How much do updates really add in value?

I often run across articles in the news about what specific updates give the most return for the money spent.

While I appreciate that somebody took the time to research this, I sort of roll my eyes as I read them.

For example, if your house is a hot mess but you put a brand new garage door on, trust me, your house didn’t grow in value by 87% of the cost of that new garage door.

Why doesn’t it work that way? Well, because the buyer is looking at the whole house, not each individual feature.

A few weeks ago I showed a house that looked absolutely fabulous online. The kitchen and flooring were brand new. It was a total WOW house…..online.

When I pulled in the driveway, I wasn’t sure I was at the same house. I had to check the address!

The exterior of the place was very rough. The original windows had peeling paint and cracked window glazing. The driveway was cracked up and probably hadn’t been recoated since the 80s.
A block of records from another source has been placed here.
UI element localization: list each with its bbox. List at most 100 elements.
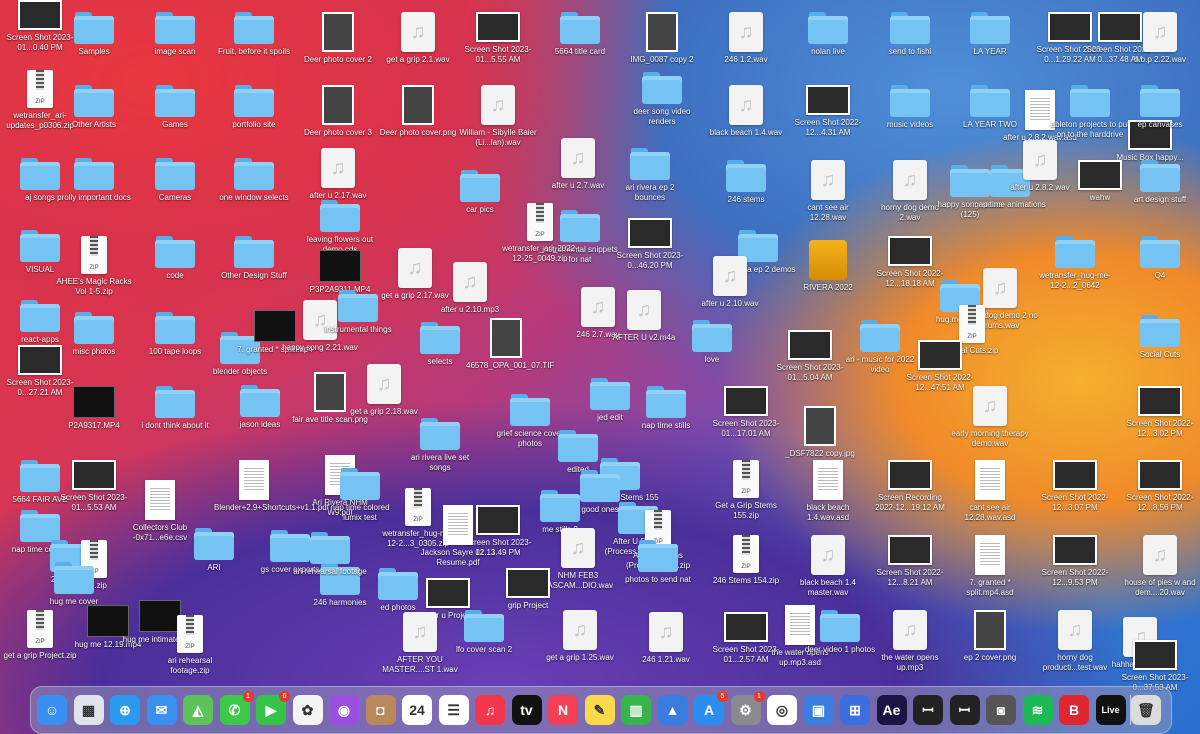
aftereffects-icon[interactable]: Ae: [876, 695, 907, 725]
facetime-icon[interactable]: ▶ 6: [256, 691, 290, 725]
desktop-item[interactable]: wetransfer_hug-me-12-2...2_0642: [1035, 236, 1115, 291]
desktop-item[interactable]: ♫ the water opens up.mp3: [870, 610, 950, 673]
notes-icon[interactable]: ✎: [584, 695, 615, 725]
bandcamp-icon[interactable]: B: [1059, 695, 1089, 725]
desktop-item[interactable]: Cameras: [135, 158, 215, 203]
desktop-item[interactable]: ♫ 246 1.2.wav: [706, 12, 786, 65]
desktop-item[interactable]: Screen Shot 2022-12...8.21 AM: [870, 535, 950, 588]
desktop-item[interactable]: Blender+2.9+Shortcuts+v1.1.pdf: [214, 460, 329, 513]
desktop-item[interactable]: one window selects: [214, 158, 294, 203]
desktop-item[interactable]: P2A9317.MP4: [54, 386, 134, 431]
desktop-item[interactable]: ari rehearsal footage: [290, 532, 370, 577]
desktop-item[interactable]: RIVERA 2022: [788, 240, 868, 293]
desktop-item[interactable]: Deer photo cover.png: [378, 85, 458, 138]
desktop-item[interactable]: ari rivera live set songs: [400, 418, 480, 473]
chrome-icon[interactable]: ◎: [767, 695, 797, 725]
desktop-item[interactable]: lfo cover scan 2: [444, 610, 524, 655]
desktop-item[interactable]: cant see air 12.28.wav.asd: [950, 460, 1030, 523]
desktop-item[interactable]: Screen Shot 2022-12...3.07 PM: [1035, 460, 1115, 513]
preview-icon[interactable]: ▣: [803, 695, 834, 725]
desktop-item[interactable]: 46578_OPA_001_07.TIF: [466, 318, 554, 371]
uad-icon[interactable]: ꟷ: [913, 695, 943, 725]
desktop-item[interactable]: Social Cuts: [1120, 315, 1200, 360]
desktop-item[interactable]: Screen Shot 2023-01...5.55 AM: [458, 12, 538, 65]
keynote-icon[interactable]: ▲: [657, 695, 688, 725]
desktop-item[interactable]: Deer photo cover 2: [298, 12, 378, 65]
maps-icon[interactable]: ◭: [183, 695, 213, 725]
desktop-item[interactable]: i dont think about it: [135, 386, 215, 431]
mail-icon[interactable]: ✉: [146, 695, 177, 725]
desktop-item[interactable]: ZIP Get a Grip Stems 155.zip: [706, 460, 786, 521]
music-icon[interactable]: ♫: [475, 695, 505, 725]
desktop-item[interactable]: ZIP 246 Stems 154.zip: [706, 535, 786, 586]
desktop-item[interactable]: ♫ early morning therapy demo.wav: [950, 386, 1030, 449]
desktop-item[interactable]: Deer photo cover 3: [298, 85, 378, 138]
desktop-item[interactable]: image scan: [135, 12, 215, 57]
desktop-item[interactable]: ♫ house of pies w and dem....20.wav: [1120, 535, 1200, 598]
desktop-item[interactable]: nap time stills: [626, 386, 706, 431]
desktop-item[interactable]: Screen Shot 2023-01...0.40 PM: [0, 0, 80, 53]
spotify-icon[interactable]: ≋: [1022, 695, 1053, 725]
desktop-item[interactable]: ♫ after u 2.17.wav: [298, 148, 378, 201]
desktop-item[interactable]: jason ideas: [220, 385, 300, 430]
desktop-item[interactable]: black beach 1.4.wav.asd: [788, 460, 868, 523]
desktop-item[interactable]: ♫ 246 1.21.wav: [626, 612, 706, 665]
podcasts-icon[interactable]: ◉: [329, 695, 359, 725]
desktop-item[interactable]: ♫ black beach 1.4.wav: [706, 85, 786, 138]
desktop-item[interactable]: Screen Shot 2023-01...5.04 AM: [770, 330, 850, 383]
desktop-item[interactable]: ZIP AHEE's Magic Racks Vol 1-5.zip: [54, 236, 134, 297]
desktop-item[interactable]: ari rivera ep 2 bounces: [610, 148, 690, 203]
desktop-item[interactable]: ♫ after u 2.7.wav: [538, 138, 618, 191]
desktop-item[interactable]: ♫ h.o.p 2.22.wav: [1120, 12, 1200, 65]
desktop-item[interactable]: ♫ William - Sibylle Baier (Li...lan).wav: [458, 85, 538, 148]
desktop-item[interactable]: ♫ get a grip 2.1.wav: [378, 12, 458, 65]
desktop-item[interactable]: ♫ after u 2.10.mp3: [430, 262, 510, 315]
desktop-item[interactable]: ZIP wetransfer_ari_2022-12-25_0049.zip: [500, 203, 580, 264]
desktop-item[interactable]: love: [672, 320, 752, 365]
desktop-item[interactable]: nolan live: [788, 12, 868, 57]
safari-icon[interactable]: ⊕: [110, 695, 140, 725]
desktop-item[interactable]: portfolio site: [214, 85, 294, 130]
desktop-item[interactable]: instrumental things: [318, 290, 398, 335]
desktop-item[interactable]: Screen Shot 2022-12...8.56 PM: [1120, 460, 1200, 513]
desktop-item[interactable]: code: [135, 236, 215, 281]
desktop-item[interactable]: Fruit, before it spoils: [214, 12, 294, 57]
desktop-item[interactable]: ♫ cant see air 12.28.wav: [788, 160, 868, 223]
desktop-item[interactable]: IMG_0087 copy 2: [622, 12, 702, 65]
desktop-item[interactable]: ep canvases: [1120, 85, 1200, 130]
desktop-item[interactable]: 246 stems: [706, 160, 786, 205]
desktop-item[interactable]: Screen Shot 2023-0...46.20 PM: [610, 218, 690, 271]
desktop-item[interactable]: Other Design Stuff: [214, 236, 294, 281]
desktop-item[interactable]: ep 2 cover.png: [950, 610, 1030, 663]
desktop-item[interactable]: 5664 title card: [540, 12, 620, 57]
ableton-icon[interactable]: Live: [1095, 695, 1126, 725]
desktop-item[interactable]: Jackson Sayre 12.13 Resume.pdf: [418, 505, 498, 568]
desktop-item[interactable]: hug me cover: [34, 562, 114, 607]
desktop-item[interactable]: art design stuff: [1120, 160, 1200, 205]
trash-icon[interactable]: 🗑: [1131, 695, 1161, 725]
numbers-icon[interactable]: ▥: [621, 695, 651, 725]
desktop-item[interactable]: Other Artists: [54, 85, 134, 130]
contacts-icon[interactable]: ◘: [365, 695, 396, 725]
desktop-item[interactable]: ♫ black beach 1.4 master.wav: [788, 535, 868, 598]
desktop-item[interactable]: photos to send nat: [618, 540, 698, 585]
uad-meter-icon[interactable]: ꟷ: [949, 695, 980, 725]
desktop-item[interactable]: Screen Shot 2022-12...3.02 PM: [1120, 386, 1200, 439]
desktop-item[interactable]: ARI: [174, 528, 254, 573]
desktop-item[interactable]: Screen Shot 2022-12...9.53 PM: [1035, 535, 1115, 588]
desktop-item[interactable]: ♫ after u 2.10.wav: [690, 256, 770, 309]
screenshot-icon[interactable]: ◙: [986, 695, 1016, 725]
desktop-item[interactable]: Screen Shot 2022-12...4.31 AM: [788, 85, 868, 138]
desktop-item[interactable]: 7. granted * split.mp4.asd: [950, 535, 1030, 598]
desktop-item[interactable]: Screen Shot 2023-01...17.01 AM: [706, 386, 786, 439]
desktop-item[interactable]: leaving flowers out demo cds: [300, 200, 380, 255]
reminders-icon[interactable]: ☰: [438, 695, 469, 725]
image-capture-icon[interactable]: ⊞: [840, 695, 870, 725]
desktop-item[interactable]: LA YEAR: [950, 12, 1030, 57]
desktop-item[interactable]: ♫ get a grip 2.18.wav: [344, 364, 424, 417]
desktop-item[interactable]: deer song video renders: [622, 72, 702, 127]
launchpad-icon[interactable]: ▦: [73, 695, 104, 725]
desktop-item[interactable]: music videos: [870, 85, 950, 130]
tv-icon[interactable]: tv: [511, 695, 542, 725]
desktop-item[interactable]: _DSF7822 copy.jpg: [780, 406, 860, 459]
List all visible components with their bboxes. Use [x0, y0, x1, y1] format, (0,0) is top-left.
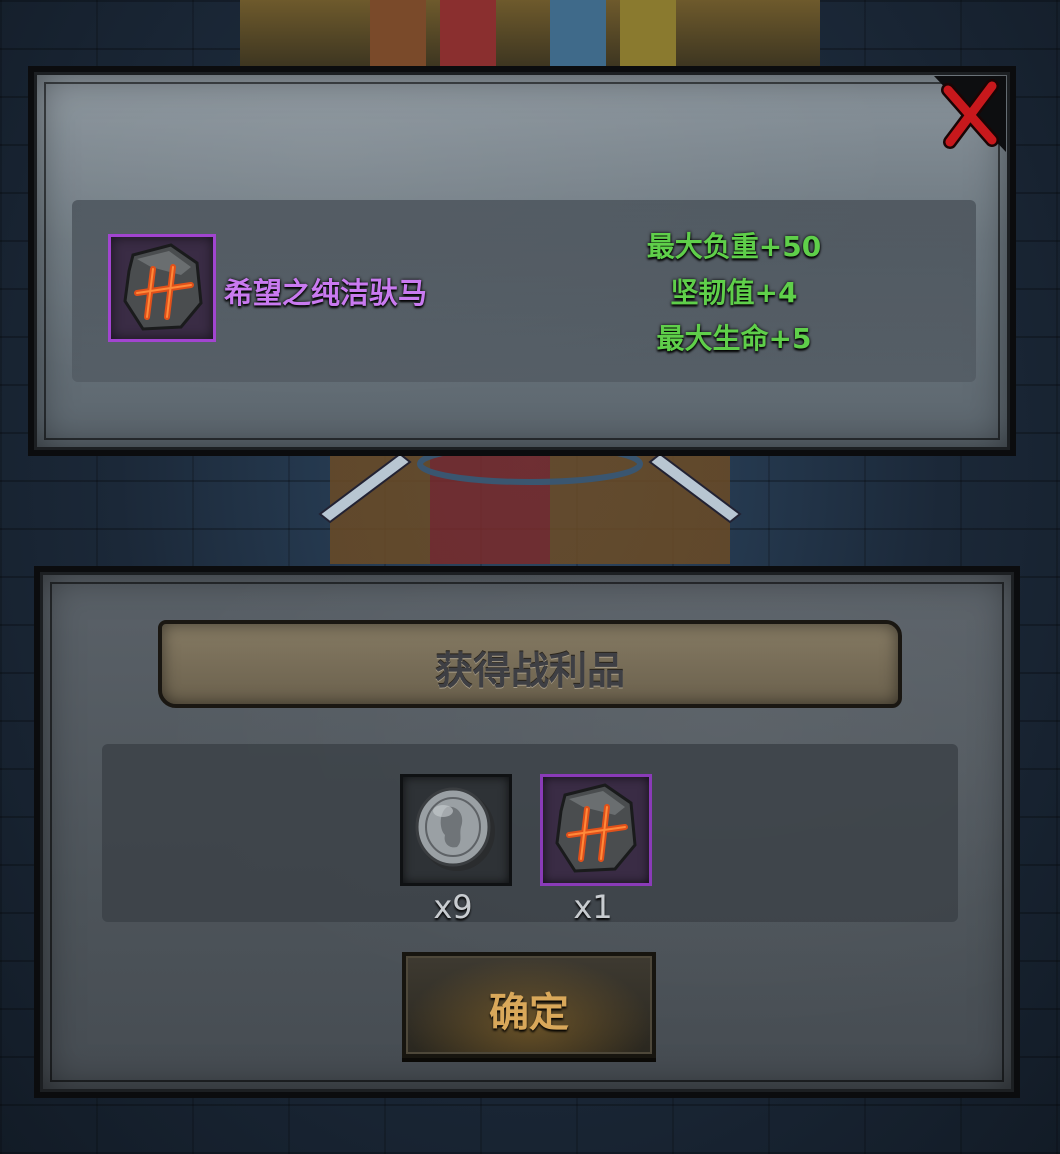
loot-strip: [102, 744, 958, 922]
confirm-button[interactable]: 确定: [402, 952, 656, 1058]
loot-title-banner: 获得战利品: [158, 620, 902, 708]
background-banner: [240, 0, 820, 73]
rune-stone-icon: [123, 243, 203, 331]
loot-count-rune: x1: [573, 888, 613, 926]
stat-max-health: 最大生命+5: [656, 322, 812, 355]
loot-count-coin: x9: [433, 888, 473, 926]
loot-panel: 获得战利品 x9 x1 确定: [34, 566, 1020, 1098]
confirm-label: 确定: [489, 990, 569, 1036]
loot-slot-coin[interactable]: [400, 774, 512, 886]
loot-slot-rune[interactable]: [540, 774, 652, 886]
item-name: 希望之纯洁驮马: [224, 276, 428, 310]
close-button[interactable]: [934, 76, 1006, 152]
item-icon-frame[interactable]: [108, 234, 216, 342]
silver-coin-icon: [415, 787, 495, 871]
close-icon: [934, 76, 1006, 152]
item-stats: 最大负重+50 坚韧值+4 最大生命+5: [594, 224, 874, 362]
rune-stone-icon: [555, 783, 637, 873]
stat-max-load: 最大负重+50: [646, 230, 822, 263]
loot-title: 获得战利品: [434, 649, 625, 693]
stat-toughness: 坚韧值+4: [670, 276, 798, 309]
crossed-swords-decoration: [318, 444, 742, 524]
item-detail-panel: 希望之纯洁驮马 最大负重+50 坚韧值+4 最大生命+5: [28, 66, 1016, 456]
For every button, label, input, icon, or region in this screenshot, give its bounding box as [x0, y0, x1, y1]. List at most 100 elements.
It didn’t get better once I got inside. The lockbox was on the backdoor. The addition on the back that I had to walk through had 1970s paneling that clearly had water damage under that fresh coat of paint. The basement was pretty much lipstick on the world’s ugliest pig.

But oh that kitchen!!!!

Here is the thing. The buyer who sees that kitchen and is willing to pay the seller back for their investment is expecting the rest of the house to be equally as nice. The buyer who doesn’t mind the condition of the rest of the house isn’t going to want to reimburse the seller for that gorgeous kitchen.

I see that all the time having shown houses like this for the past 19 years.

For this house, the seller didn’t really get much of a return. I think they might have sold for almost as much had they not done the kitchen at all. It would have been wiser to have taken the money spent on the kitchen and spread it evenly across the whole house, rather than put all their eggs in that one basket.